The prudential regulator will conduct benchmarking tests on the net investment performance of MySuper products. The products that have underperformed over two consecutive annual tests prohibited from receiving new members until a further annual test that shows they are no longer underperforming.

The measure will kick into action from 1 July 2021 with MySuper and then extend to all "trustee-directed" accumulation products outside of MySuper from 1 July 2022.

"The new performance framework will now be the primary method for measuring underperformance in the superannuation sector and the APRA Heatmaps and the annual member outcomes self-assessment under existing law will be amended accordingly," the government said, adding it puts a Productivity Commission recommendation into motion.

Over time, other investment options which are made available by the trustee will also be subjected to annual performance tests.

It will be calculated over an eight-year period, to account for longer-term returns. It will use after-fees and after-tax performance, and will take individual asset allocation in performance.

"Products that underperform their net investment return benchmark by 0.5 percentage points per year over an eight-year period will be classified as underperforming. For MySuper products that were in place from 1 July 2014, their first performance test will be based on seven years of performance data. On an ongoing basis the test will apply over an eight year period."

Underperforming funds will have to inform their members by 1 October 2021. They will also have to provide them the YourSuper tool, where they will be listed as underperformers until they improve.

The government is planning to fund this by increasing the levies paid by regulated financial institutions.

Overall, it said it will provide $159.6 million over four years from FY21 to implement the reforms to superannuation.

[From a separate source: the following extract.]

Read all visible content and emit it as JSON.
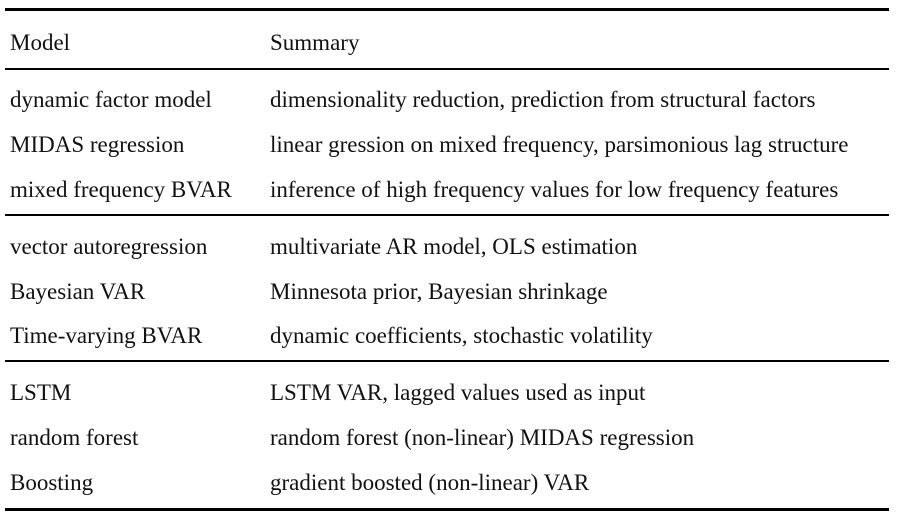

Three other measures announced include: an ATO-run portal for selecting MySuper accounts, stapling accounts and members, and a greater obligation of transparency and accountability on members.

ATO will develop a YourSuper portal to allow a new employee to pick their superannuation product from a list of MySuper products.

Existing superannuation accounts will be "stapled" to member accounts to avoid mushrooming of duplicate accounts. This has been panned by Industry Super Australia in the past, which said it may encourage errant behavior from funds as they look to attract first-time super entrants, and will potentially worsen the problem for people currently in an underperforming fund.

Lastly, superannuation trustees will have higher obligations towards members' best interests. The budget did not go into details on this.

What is missing or delayed: ERS extension, Retirement income review, CIPRs, Eligible Rollover Funds

The budget did not extend the early release of superannuation (ERS) scheme past 31 December 2020. Adjusted drawdown rates for account-based pensions were also left untouched.

There was also no sign of the Frydenberg-commissioned Retirement Income Review Report, which was tabled to government by its independent panel on July 24 but still hasn't been published wider.

The retirement income covenant, announced in the federal budget two years ago, was delayed from a 1 July 2020 start date to 1 July 2022.

"[This is] to allow continued consultation and legislative drafting to take place during COVID-19. This will also allow finalisation of the measure to be informed by the Retirement Income Review. This measure is estimated to result," the government said in the budget.

Also delayed was the legislation for the closure of eligible rollover funds, which has been moved to a 30 June 2021 date for moving sub-$6000 accounts to ATO, with funds given another year to transfer the accounts with more than $6000 in balance.